= Ruvi =

Camera made by Sony

The Sony Ruvi is an analog video and still video camera released in 1998. The Ruvi was considerably smaller than any other camcorder available at the time, at 124 mm × 66 mm × 44.1 mm and 380 g. This made the Ruvi small enough to keep inside a shirt pocket. Ruvi is an abbreviation of Recording Unit by Video.

The small size was achieved by making the tape essentially non-removable. A miniature "video cartridge" contained thirty minutes of Hi8 tape permanently loaded around a conventional helical scan record head. The head itself was part of the cartridge, negating the need for a loading mechanism. Although user-replaceable, the cartridge was intended to be a service part and not a form of removable media.

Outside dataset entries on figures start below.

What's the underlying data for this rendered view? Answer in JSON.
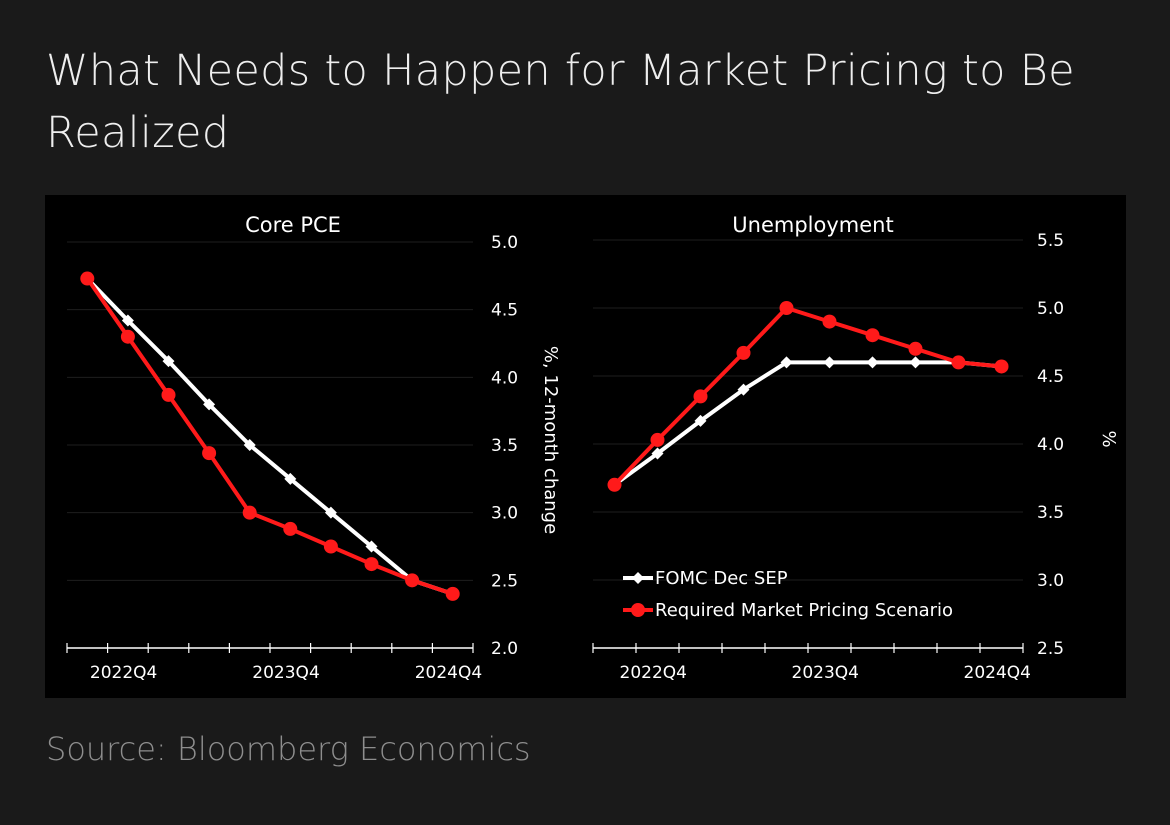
{
  "title": "What Needs to Happen for Market Pricing to Be Realized",
  "source": "Source: Bloomberg Economics",
  "colors": {
    "series_fomc": "#ffffff",
    "series_market": "#ff1a1a",
    "background": "#000000"
  },
  "chart_data": [
    {
      "type": "line",
      "title": "Core PCE",
      "ylabel": "%, 12-month change",
      "ylim": [
        2.0,
        5.0
      ],
      "yticks": [
        "2.0",
        "2.5",
        "3.0",
        "3.5",
        "4.0",
        "4.5",
        "5.0"
      ],
      "x_tick_labels": [
        "2022Q4",
        "2023Q4",
        "2024Q4"
      ],
      "grid": true,
      "series": [
        {
          "name": "FOMC Dec SEP",
          "x": [
            0.5,
            1.5,
            2.5,
            3.5,
            4.5,
            5.5,
            6.5,
            7.5,
            8.5,
            9.5
          ],
          "values": [
            4.73,
            4.42,
            4.12,
            3.8,
            3.5,
            3.25,
            3.0,
            2.75,
            2.5,
            2.4
          ]
        },
        {
          "name": "Required Market Pricing Scenario",
          "x": [
            0.5,
            1.5,
            2.5,
            3.5,
            4.5,
            5.5,
            6.5,
            7.5,
            8.5,
            9.5
          ],
          "values": [
            4.73,
            4.3,
            3.87,
            3.44,
            3.0,
            2.88,
            2.75,
            2.62,
            2.5,
            2.4
          ]
        }
      ]
    },
    {
      "type": "line",
      "title": "Unemployment",
      "ylabel": "%",
      "ylim": [
        2.5,
        5.5
      ],
      "yticks": [
        "2.5",
        "3.0",
        "3.5",
        "4.0",
        "4.5",
        "5.0",
        "5.5"
      ],
      "x_tick_labels": [
        "2022Q4",
        "2023Q4",
        "2024Q4"
      ],
      "grid": true,
      "legend_position": "bottom-left",
      "series": [
        {
          "name": "FOMC Dec SEP",
          "x": [
            0.5,
            1.5,
            2.5,
            3.5,
            4.5,
            5.5,
            6.5,
            7.5,
            8.5,
            9.5
          ],
          "values": [
            3.7,
            3.93,
            4.17,
            4.4,
            4.6,
            4.6,
            4.6,
            4.6,
            4.6,
            4.57
          ]
        },
        {
          "name": "Required Market Pricing Scenario",
          "x": [
            0.5,
            1.5,
            2.5,
            3.5,
            4.5,
            5.5,
            6.5,
            7.5,
            8.5,
            9.5
          ],
          "values": [
            3.7,
            4.03,
            4.35,
            4.67,
            5.0,
            4.9,
            4.8,
            4.7,
            4.6,
            4.57
          ]
        }
      ]
    }
  ]
}
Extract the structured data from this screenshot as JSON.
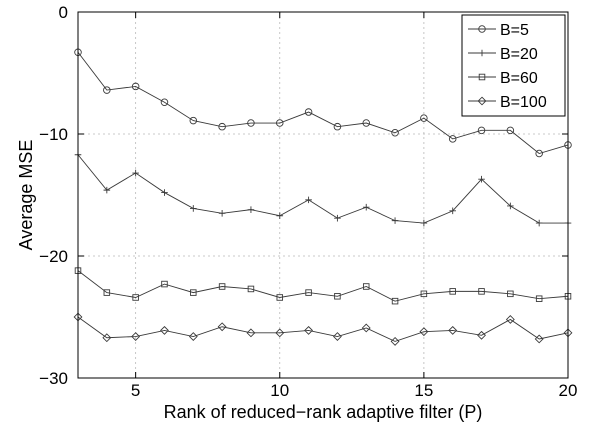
{
  "chart_data": {
    "type": "line",
    "title": "",
    "xlabel": "Rank of reduced−rank adaptive filter (P)",
    "ylabel": "Average MSE",
    "xlim": [
      3,
      20
    ],
    "ylim": [
      -30,
      0
    ],
    "xticks": [
      5,
      10,
      15,
      20
    ],
    "yticks": [
      -30,
      -20,
      -10,
      0
    ],
    "xtick_labels": [
      "5",
      "10",
      "15",
      "20"
    ],
    "ytick_labels": [
      "−30",
      "−20",
      "−10",
      "0"
    ],
    "grid": true,
    "legend_position": "top-right",
    "x": [
      3,
      4,
      5,
      6,
      7,
      8,
      9,
      10,
      11,
      12,
      13,
      14,
      15,
      16,
      17,
      18,
      19,
      20
    ],
    "series": [
      {
        "name": "B=5",
        "marker": "circle",
        "values": [
          -3.3,
          -6.4,
          -6.1,
          -7.4,
          -8.9,
          -9.4,
          -9.1,
          -9.1,
          -8.2,
          -9.4,
          -9.1,
          -9.9,
          -8.7,
          -10.4,
          -9.7,
          -9.7,
          -11.6,
          -10.9
        ]
      },
      {
        "name": "B=20",
        "marker": "plus",
        "values": [
          -11.7,
          -14.6,
          -13.2,
          -14.8,
          -16.1,
          -16.5,
          -16.2,
          -16.7,
          -15.4,
          -16.9,
          -16.0,
          -17.1,
          -17.3,
          -16.3,
          -13.7,
          -15.9,
          -17.3,
          -17.3
        ]
      },
      {
        "name": "B=60",
        "marker": "square",
        "values": [
          -21.2,
          -23.0,
          -23.4,
          -22.3,
          -23.0,
          -22.5,
          -22.7,
          -23.4,
          -23.0,
          -23.3,
          -22.5,
          -23.7,
          -23.1,
          -22.9,
          -22.9,
          -23.1,
          -23.5,
          -23.3
        ]
      },
      {
        "name": "B=100",
        "marker": "diamond",
        "values": [
          -25.0,
          -26.7,
          -26.6,
          -26.1,
          -26.6,
          -25.8,
          -26.3,
          -26.3,
          -26.1,
          -26.6,
          -25.9,
          -27.0,
          -26.2,
          -26.1,
          -26.5,
          -25.2,
          -26.8,
          -26.3
        ]
      }
    ]
  }
}
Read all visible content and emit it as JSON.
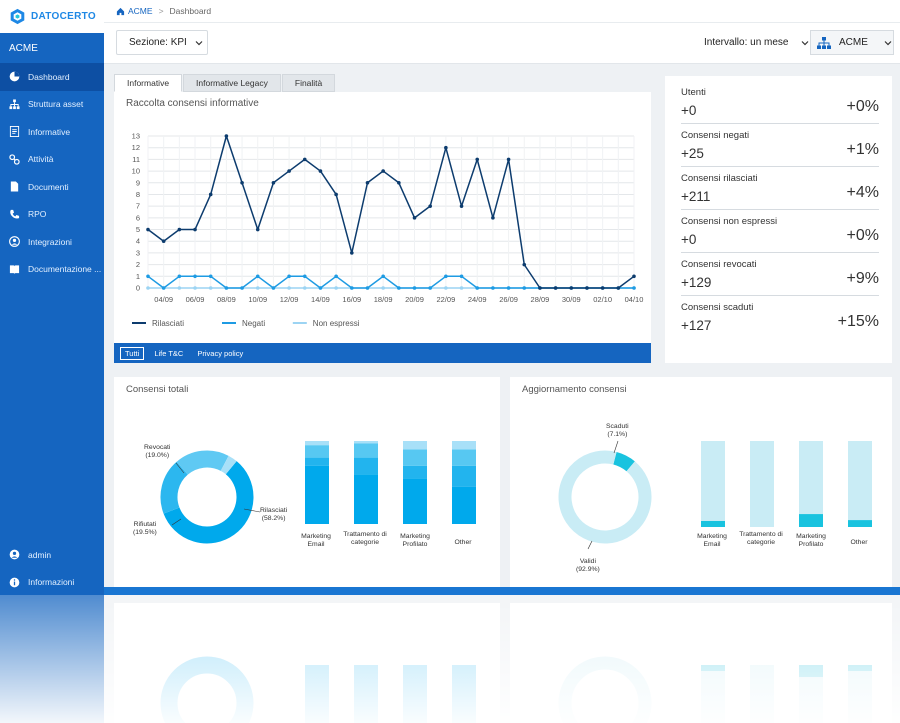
{
  "brand": {
    "name": "DATOCERTO"
  },
  "sidebar": {
    "org": "ACME",
    "items": [
      {
        "label": "Dashboard",
        "icon": "dashboard-icon",
        "active": true
      },
      {
        "label": "Struttura asset",
        "icon": "sitemap-icon"
      },
      {
        "label": "Informative",
        "icon": "document-icon"
      },
      {
        "label": "Attività",
        "icon": "link-icon"
      },
      {
        "label": "Documenti",
        "icon": "file-icon"
      },
      {
        "label": "RPO",
        "icon": "phone-icon"
      },
      {
        "label": "Integrazioni",
        "icon": "user-circle-icon"
      },
      {
        "label": "Documentazione ...",
        "icon": "book-icon"
      }
    ],
    "bottom_items": [
      {
        "label": "admin",
        "icon": "user-icon"
      },
      {
        "label": "Informazioni",
        "icon": "info-icon"
      }
    ]
  },
  "breadcrumb": {
    "home": "ACME",
    "current": "Dashboard"
  },
  "toolbar": {
    "section": "Sezione: KPI",
    "interval": "Intervallo: un mese",
    "org": "ACME"
  },
  "tabs": [
    "Informative",
    "Informative Legacy",
    "Finalità"
  ],
  "line_chart_title": "Raccolta consensi informative",
  "filters": [
    "Tutti",
    "Life T&C",
    "Privacy policy"
  ],
  "chart_data": {
    "type": "line",
    "x": [
      "03/09",
      "04/09",
      "05/09",
      "06/09",
      "07/09",
      "08/09",
      "09/09",
      "10/09",
      "11/09",
      "12/09",
      "13/09",
      "14/09",
      "15/09",
      "16/09",
      "17/09",
      "18/09",
      "19/09",
      "20/09",
      "21/09",
      "22/09",
      "23/09",
      "24/09",
      "25/09",
      "26/09",
      "27/09",
      "28/09",
      "29/09",
      "30/09",
      "01/10",
      "02/10",
      "03/10",
      "04/10"
    ],
    "xticks": [
      "04/09",
      "06/09",
      "08/09",
      "10/09",
      "12/09",
      "14/09",
      "16/09",
      "18/09",
      "20/09",
      "22/09",
      "24/09",
      "26/09",
      "28/09",
      "30/09",
      "02/10",
      "04/10"
    ],
    "ylim": [
      0,
      13
    ],
    "yticks": [
      0,
      1,
      2,
      3,
      4,
      5,
      6,
      7,
      8,
      9,
      10,
      11,
      12,
      13
    ],
    "legend_position": "bottom-left",
    "series": [
      {
        "name": "Rilasciati",
        "color": "#0d3c6e",
        "values": [
          5,
          4,
          5,
          5,
          8,
          13,
          9,
          5,
          9,
          10,
          11,
          10,
          8,
          3,
          9,
          10,
          9,
          6,
          7,
          12,
          7,
          11,
          6,
          11,
          2,
          0,
          0,
          0,
          0,
          0,
          0,
          1
        ]
      },
      {
        "name": "Negati",
        "color": "#1e9be3",
        "values": [
          1,
          0,
          1,
          1,
          1,
          0,
          0,
          1,
          0,
          1,
          1,
          0,
          1,
          0,
          0,
          1,
          0,
          0,
          0,
          1,
          1,
          0,
          0,
          0,
          0,
          0,
          0,
          0,
          0,
          0,
          0,
          0
        ]
      },
      {
        "name": "Non espressi",
        "color": "#9cd4f3",
        "values": [
          0,
          0,
          0,
          0,
          0,
          0,
          0,
          0,
          0,
          0,
          0,
          0,
          0,
          0,
          0,
          0,
          0,
          0,
          0,
          0,
          0,
          0,
          0,
          0,
          0,
          0,
          0,
          0,
          0,
          0,
          0,
          0
        ]
      }
    ]
  },
  "stats": [
    {
      "label": "Utenti",
      "value": "+0",
      "percent": "+0%"
    },
    {
      "label": "Consensi negati",
      "value": "+25",
      "percent": "+1%"
    },
    {
      "label": "Consensi rilasciati",
      "value": "+211",
      "percent": "+4%"
    },
    {
      "label": "Consensi non espressi",
      "value": "+0",
      "percent": "+0%"
    },
    {
      "label": "Consensi revocati",
      "value": "+129",
      "percent": "+9%"
    },
    {
      "label": "Consensi scaduti",
      "value": "+127",
      "percent": "+15%"
    }
  ],
  "consensi_totali": {
    "title": "Consensi totali",
    "donut": [
      {
        "label": "Rilasciati",
        "pct": "(58.2%)",
        "value": 58.2,
        "color": "#00a9ec"
      },
      {
        "label": "Rifiutati",
        "pct": "(19.5%)",
        "value": 19.5,
        "color": "#2cb7ef"
      },
      {
        "label": "Revocati",
        "pct": "(19.0%)",
        "value": 19.0,
        "color": "#5fc9f3"
      },
      {
        "label": "",
        "pct": "",
        "value": 3.3,
        "color": "#a8e0f8"
      }
    ],
    "bar_categories": [
      "Marketing Email",
      "Trattamento di categorie",
      "Marketing Profilato",
      "Other"
    ],
    "bar_stacks": [
      [
        0.7,
        0.1,
        0.15,
        0.05
      ],
      [
        0.6,
        0.2,
        0.17,
        0.03
      ],
      [
        0.55,
        0.15,
        0.2,
        0.1
      ],
      [
        0.45,
        0.25,
        0.2,
        0.1
      ]
    ],
    "bar_colors": [
      "#00a9ec",
      "#22b4ee",
      "#57c8f2",
      "#a8e0f8"
    ]
  },
  "aggiornamento": {
    "title": "Aggiornamento consensi",
    "donut": [
      {
        "label": "Scaduti",
        "pct": "(7.1%)",
        "value": 7.1,
        "color": "#19c3df"
      },
      {
        "label": "Validi",
        "pct": "(92.9%)",
        "value": 92.9,
        "color": "#c9ecf5"
      }
    ],
    "bar_categories": [
      "Marketing Email",
      "Trattamento di categorie",
      "Marketing Profilato",
      "Other"
    ],
    "bar_scaduti_fraction": [
      0.07,
      0,
      0.15,
      0.08
    ],
    "bar_colors": [
      "#c9ecf5",
      "#19c3df"
    ]
  }
}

The Ruvi contained several features that were considered innovative at the time of its release. The camera had high-density electronics packaging and a color-reflective LCD screen. The Ruvi also featured mechanical linkages for zoom optics. It could record up to 350 stills on the cartridge, each still being able to hold up to five seconds of audio, and a search function that would display them all in sequence. An "End Search" button automatically located the end of recorded material, readying the camera for new recordings.

Though it was considered an engineering marvel at the time of its release, the Ruvi achieved only mild success, mainly due to certain engineering trade offs to achieve a smaller size. As a result, only one model was ever produced, the CCD-CR1, before the system was discontinued in 1999. The Ruvi was briefly released in the United States and the United Kingdom.